Transparency activists seek CA sunshine

 

California Flag 3National Sunshine Week — an effort to increase and encourage government transparency — has come and gone in California while multiple types of state secrecy continue to draw fire from lawmakers and citizens.

Budgeting has topped the list of recent complaints. “The state of California spends nearly a quarter trillion dollars annually, but taxpayers aren’t allowed to see where that money goes,” warned OpenTheBooks.com, which has demanded state officials release its line-by-line state vendor payments. “This information should be available through California’s open records law, but the last two controllers, John Chiang and currently Betty Yee, told us: stop asking because the records aren’t accessible,” the organization’s founder and CEO claimed.

“The Controllers of California – John Chiang and Betty Yee – aren’t arguing against the law. Instead, they’re ignoring the law and a transparency revolution that is sweeping this country at all levels of government. The Controllers don’t cite a single provision of the California Open Records Act or a legal exemption to justify their behavior, and they aren’t fulfilling their fiduciary duty under the law to ‘assist us’ in gathering the public records.”

Chiang has tried to build a reputation as a relatively pro-transparency reformer. He proposed a law, introduced as Assembly Bill 2833 by Assemblyman Ken Cooley, D-Rancho Cordova, “that would require alternative investments such as hedge funds to publicly disclose their fees to public pension plans,” as the San Francisco Chronicle reported. “The state has committed to contribute $96 million this year toward the university [of California]’s unfunded pension liability. Yet, last year alone, UC’s pension plan paid out $97 million in fees to the hedge fund managers who are delivering mediocre returns for the plan, according to our analysis.”

String of controversies

But in recent months, transparency and accountability have become watchwords for reform across a host of flashpoint issues in California politics and policy.
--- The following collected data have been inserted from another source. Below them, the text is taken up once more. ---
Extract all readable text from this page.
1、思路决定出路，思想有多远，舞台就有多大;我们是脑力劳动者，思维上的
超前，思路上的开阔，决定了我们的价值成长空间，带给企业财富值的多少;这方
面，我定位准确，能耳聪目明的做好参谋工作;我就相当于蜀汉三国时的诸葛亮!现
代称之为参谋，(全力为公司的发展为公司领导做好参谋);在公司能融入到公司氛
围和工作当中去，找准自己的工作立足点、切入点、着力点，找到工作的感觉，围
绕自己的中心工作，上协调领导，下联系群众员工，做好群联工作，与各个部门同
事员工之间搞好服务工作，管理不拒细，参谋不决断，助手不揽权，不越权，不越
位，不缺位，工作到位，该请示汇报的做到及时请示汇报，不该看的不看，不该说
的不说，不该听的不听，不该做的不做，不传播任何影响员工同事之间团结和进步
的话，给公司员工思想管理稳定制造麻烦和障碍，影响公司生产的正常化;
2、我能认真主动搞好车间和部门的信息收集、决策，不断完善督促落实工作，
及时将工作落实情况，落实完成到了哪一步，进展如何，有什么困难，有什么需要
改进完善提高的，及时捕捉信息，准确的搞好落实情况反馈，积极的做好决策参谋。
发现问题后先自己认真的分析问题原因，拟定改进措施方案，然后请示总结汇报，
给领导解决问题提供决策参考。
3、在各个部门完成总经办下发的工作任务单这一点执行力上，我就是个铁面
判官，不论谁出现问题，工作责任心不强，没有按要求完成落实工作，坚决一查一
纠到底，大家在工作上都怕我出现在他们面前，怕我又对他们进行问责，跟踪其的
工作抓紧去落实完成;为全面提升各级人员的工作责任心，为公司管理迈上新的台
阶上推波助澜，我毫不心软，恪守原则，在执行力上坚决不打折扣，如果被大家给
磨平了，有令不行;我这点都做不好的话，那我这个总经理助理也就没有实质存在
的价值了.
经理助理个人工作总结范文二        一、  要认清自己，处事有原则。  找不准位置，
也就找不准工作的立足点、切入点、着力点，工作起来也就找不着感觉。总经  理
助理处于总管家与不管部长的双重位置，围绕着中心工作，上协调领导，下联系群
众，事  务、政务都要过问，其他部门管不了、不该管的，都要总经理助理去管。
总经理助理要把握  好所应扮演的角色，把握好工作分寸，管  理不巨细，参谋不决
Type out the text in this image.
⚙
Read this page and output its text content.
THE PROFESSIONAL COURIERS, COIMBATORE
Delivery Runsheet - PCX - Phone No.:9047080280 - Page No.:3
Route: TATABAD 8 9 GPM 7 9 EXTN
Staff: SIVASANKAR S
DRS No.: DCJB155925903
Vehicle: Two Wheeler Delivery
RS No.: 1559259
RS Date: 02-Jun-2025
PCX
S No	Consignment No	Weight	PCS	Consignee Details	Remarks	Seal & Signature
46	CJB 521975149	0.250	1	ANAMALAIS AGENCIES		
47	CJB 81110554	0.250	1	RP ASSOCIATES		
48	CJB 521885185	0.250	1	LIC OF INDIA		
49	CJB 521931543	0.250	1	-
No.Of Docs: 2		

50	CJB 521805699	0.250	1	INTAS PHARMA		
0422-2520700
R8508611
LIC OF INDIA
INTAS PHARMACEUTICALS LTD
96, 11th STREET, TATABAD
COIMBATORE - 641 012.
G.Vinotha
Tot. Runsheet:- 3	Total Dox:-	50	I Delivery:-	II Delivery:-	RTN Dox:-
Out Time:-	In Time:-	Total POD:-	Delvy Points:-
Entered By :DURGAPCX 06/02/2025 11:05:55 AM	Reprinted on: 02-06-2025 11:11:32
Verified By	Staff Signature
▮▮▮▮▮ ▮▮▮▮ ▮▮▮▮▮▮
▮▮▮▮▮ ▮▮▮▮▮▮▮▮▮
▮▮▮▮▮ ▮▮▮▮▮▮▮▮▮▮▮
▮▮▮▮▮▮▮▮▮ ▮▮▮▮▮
In education, trouble with the state’s community college system has led its governing board to “begin searching for a replacement for the Accrediting Commission for Community and Junior Colleges, Western Association of Schools and Colleges,” as the Sacramento Bee reported. “The organization, which regulates two-year schools in California, Hawaii and American territories in the Pacific, has been under fire for an inconsistent, oblique and overly punitive accreditation process.”

In criminal justice, discord has erupted over the appropriate degree of public disclosure that law enforcement officials should be required to apply to video collected by cops on the job. “Assemblyman Jim Cooper, D-Elk Grove, a former Sacramento County sheriff’s deputy, is proposing to exempt video involving police shootings and serious use-of-force incidents from the California Public Records Act until after a case is adjudicated,” as the Los Angeles Times observed, “which could be months or even years after the event.”

Sacramento squabbles

And in lobbying, Assemblyman Rich Gordon, D-Menlo Park, has taken heat for a bill, AB1200, that would “require individuals or entities to register as a lobbyist if they have been hired to influence how California awards state contracts,” as Government Technology explained. “The goal is to give the public more information about the $11 billion the state spends every year on goods and services, including lobbying activity before contracts are put out to bid.”

The state Fair Political Practices Commission has told lawmakers that it has no business tracking state procurement as a lobbying activity,” added the site. “In a March 22 letter, FPPC chair Jodi Remke wrote that AB1200 would expand the commission’s oversight to ‘a highly specialized area that is best regulated by the Department of General Services’ and other state agencies. She also questioned whether the bill would bring about the type of disclosure its backers seek.”